Das Konzept der Basalen Stimulation® dient der ganzheitlichen, körperbezogenen, kommunikativen Förderung von wahrnehmungsbeeinträchtigten Menschen. Die Begegnungen werden dabei individuell gestaltet, um jeden Einzelnen auf seiner Entwicklungsebene abzuholen und ihn in seiner Wahrnehmung, Bewegung und Kommunikation zu begleiten bzw. diese Fähigkeiten zu entdecken, zu erhalten, zu fördern und weiter zu entwickeln.
Mit einfachsten Möglichkeiten wird dabei versucht, den Kontakt zu diesen Menschen aufzunehmen, um ihnen den Zugang zu ihrer Umgebung und ihren Mitmenschen zu ermöglichen und Lebensqualität zu erleben.

Dr. Fèlicie Affolter, geboren 1920 in Bern, Psychologin und Therapeutin, entwickelte während ihrer jahrelangen Arbeit mit wahrnehmungsgestörten Patienten das Konzept der "Affolter-Therapie", auch "Gespürte Interaktionstherapie" genannt.

Handlungsabläufe, die von Patienten mit Wahrnehmungsproblemen nicht ausführbar sind, werden dabei gemeinsam mit dem Therapeuten/der Pflegeperson ausgeführt.

Diese Therapie ermöglicht es den Patienten, praktisch und alltagsbezogen zu lernen. Bei gestörter Wahrnehmung kann man durch gezieltes Führen an Händen und Körper während alltäglicher Geschehnisse zur Verbesserung der gespürten Informationssuche beitragen. Führen bedeutet, dass eine andere Person mit dem Körper des Patienten Handlungen so ausführt, dass gemeinsam Beziehungen zwischen Patient und Umwelt hergestellt werden. Durch diese geführten Interaktionserfahrungen werden motorische, kognitive und emotionale Leistungen gefördert.

Die Aromapflege ist eine anerkannte komplementäre Pflegemethode. Die Anwendung erfolgt im Rahmen des eigenverantwortlichen Tätigkeitsbereichs des gehobenen Dienstes für Gesundheits- und Krankenpflege.

Es kommen nur 100% naturreine ätherische Öle, Hydrolate und daraus hergestellte Pflegeprodukte zum Einsatz. Die Anwendung und Wirkung erfolgt über den Geruchssinn und auch über die intakte Haut.

Die Aromapflege orientiert sich an den individuellen Pflegeproblemen und Bedürfnissen der jeweiligen Patientinnen und Patienten und wird gezielt und überlegt eingesetzt.
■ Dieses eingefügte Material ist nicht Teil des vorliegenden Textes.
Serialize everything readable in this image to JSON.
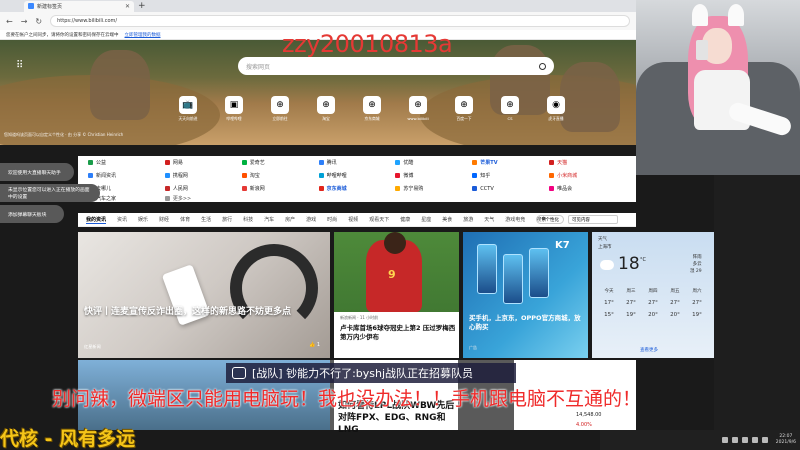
{
  "browser": {
    "tab_title": "新建标签页",
    "new_tab_symbol": "+",
    "url": "https://www.bilibili.com/",
    "infobar_text": "您要在帐户之间同步，请将你的设置和密码保存在云端中",
    "infobar_link": "立即管理我的数据"
  },
  "newtab": {
    "search_placeholder": "搜索网页",
    "quicklinks": [
      {
        "label": "天天向前进",
        "icon": "📺"
      },
      {
        "label": "哔哩哔哩",
        "icon": "▣"
      },
      {
        "label": "立即前往",
        "icon": "⊕"
      },
      {
        "label": "淘宝",
        "icon": "⊕"
      },
      {
        "label": "京东商城",
        "icon": "⊕"
      },
      {
        "label": "www.bilibili",
        "icon": "⊕"
      },
      {
        "label": "百度一下",
        "icon": "⊕"
      },
      {
        "label": "CS",
        "icon": "⊕"
      },
      {
        "label": "虎牙直播",
        "icon": "◉"
      }
    ],
    "photo_credit": "您知道吗该页面可以自定义个性化 · 由 分享 © Christian Heinrich"
  },
  "links": [
    {
      "label": "公益",
      "color": "#1a9c4a",
      "cls": ""
    },
    {
      "label": "网易",
      "color": "#d21f1f",
      "cls": ""
    },
    {
      "label": "爱奇艺",
      "color": "#00b140",
      "cls": ""
    },
    {
      "label": "腾讯",
      "color": "#2d7ff9",
      "cls": ""
    },
    {
      "label": "优酷",
      "color": "#1fa3ff",
      "cls": ""
    },
    {
      "label": "芒果TV",
      "color": "#ff7a00",
      "cls": "hl"
    },
    {
      "label": "天猫",
      "color": "#d21f1f",
      "cls": "red"
    },
    {
      "label": "新闻资讯",
      "color": "#2d7ff9",
      "cls": ""
    },
    {
      "label": "携程网",
      "color": "#1f8fff",
      "cls": ""
    },
    {
      "label": "淘宝",
      "color": "#ff5000",
      "cls": ""
    },
    {
      "label": "哔哩哔哩",
      "color": "#00a1d6",
      "cls": ""
    },
    {
      "label": "微博",
      "color": "#e6162d",
      "cls": ""
    },
    {
      "label": "知乎",
      "color": "#0066ff",
      "cls": ""
    },
    {
      "label": "小米商城",
      "color": "#ff6700",
      "cls": "red"
    },
    {
      "label": "去哪儿",
      "color": "#00bcd4",
      "cls": ""
    },
    {
      "label": "人民网",
      "color": "#c62828",
      "cls": ""
    },
    {
      "label": "新浪网",
      "color": "#e53935",
      "cls": ""
    },
    {
      "label": "京东商城",
      "color": "#e1251b",
      "cls": "hl"
    },
    {
      "label": "苏宁易购",
      "color": "#ffaa00",
      "cls": ""
    },
    {
      "label": "CCTV",
      "color": "#1a5bd8",
      "cls": ""
    },
    {
      "label": "唯品会",
      "color": "#f10180",
      "cls": ""
    },
    {
      "label": "汽车之家",
      "color": "#1a9c4a",
      "cls": ""
    },
    {
      "label": "更多>>",
      "color": "#999999",
      "cls": "more"
    }
  ],
  "bubbles": [
    "欢迎使用大直播聊天助手",
    "未显示位置您可以进入正在播放的画面中的设置",
    "添加弹幕聊天板块"
  ],
  "feed": {
    "tabs": [
      "我的资讯",
      "资讯",
      "娱乐",
      "财经",
      "体育",
      "生活",
      "旅行",
      "科技",
      "汽车",
      "房产",
      "游戏",
      "时尚",
      "视频",
      "观看天下",
      "健康",
      "星座",
      "美食",
      "旅游",
      "天气",
      "游戏电竞",
      "搜索"
    ],
    "personalize": "个性化",
    "view_select": "可见内容"
  },
  "cards": {
    "main_title": "快评丨连麦宣传反诈出圈，这样的新思路不妨更多点",
    "main_source": "红星新闻",
    "main_likes": "1",
    "sport_source": "新浪新闻 · 11 小时前",
    "sport_title": "卢卡库首场6球夺冠史上第2 压过罗梅西第万内少伊布",
    "phone_title": "买手机，上京东，OPPO官方商城，放心购买",
    "phone_source": "广告",
    "phone_badge": "K7"
  },
  "weather": {
    "heading": "天气",
    "location": "上海市",
    "temp": "18",
    "unit": "°C",
    "side": [
      "阵雨",
      "多云",
      "湿 29"
    ],
    "days": [
      "今天",
      "周三",
      "周四",
      "周五",
      "周六"
    ],
    "highs": [
      "17°",
      "27°",
      "27°",
      "27°",
      "27°"
    ],
    "lows": [
      "15°",
      "19°",
      "20°",
      "20°",
      "19°"
    ],
    "more": "查看更多"
  },
  "lower": {
    "card_title": "如何看待LPL战队WBW先后对阵FPX、EDG、RNG和LNG",
    "stock": "14,548.00",
    "change": "4.00%"
  },
  "overlay": {
    "name": "zzy20010813a",
    "bilibar_text": "[战队] 钞能力不行了:byshj战队正在招募队员",
    "red_text": "别问辣，微端区只能用电脑玩！我也没办法！！手机跟电脑不互通的！",
    "gold_text": "代核 - 风有多远"
  },
  "taskbar": {
    "time": "22:07",
    "date": "2021/9/6"
  }
}
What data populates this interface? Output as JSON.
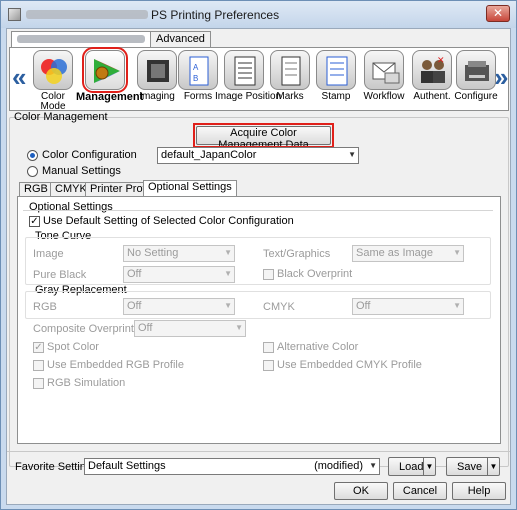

Die prophylaktischen und pflegerischen Maßnahmen werden in den Pflegeprozess integriert.

Das Konzept wurde 1960 von Naomi Feil, einer US-amerikanischen Sozialarbeiterin, begründet. Es basiert auf dem Gedanken, dass alten/desorientierten Menschen ein wertschätzender Umgang gebührt und ihre Gedankenwelt als gültig anerkannt wird.

Validation ist eine wertschätzende Haltung, die für die Begleitung von Menschen mit demenziellen Verhaltensweisen aufgrund der hirnorganischen Veränderungen entwickelt wurde. Validieren ist eine besondere Kommunikationsform, die von einer akzeptierenden, nicht korrigierenden Sprache geprägt ist, welche die Bedürfnisse des betroffenen Menschen zu verstehen und zu spiegeln versucht.

Validation will nicht heilen, sondern entlastend begleiten und ist somit keine Therapieform.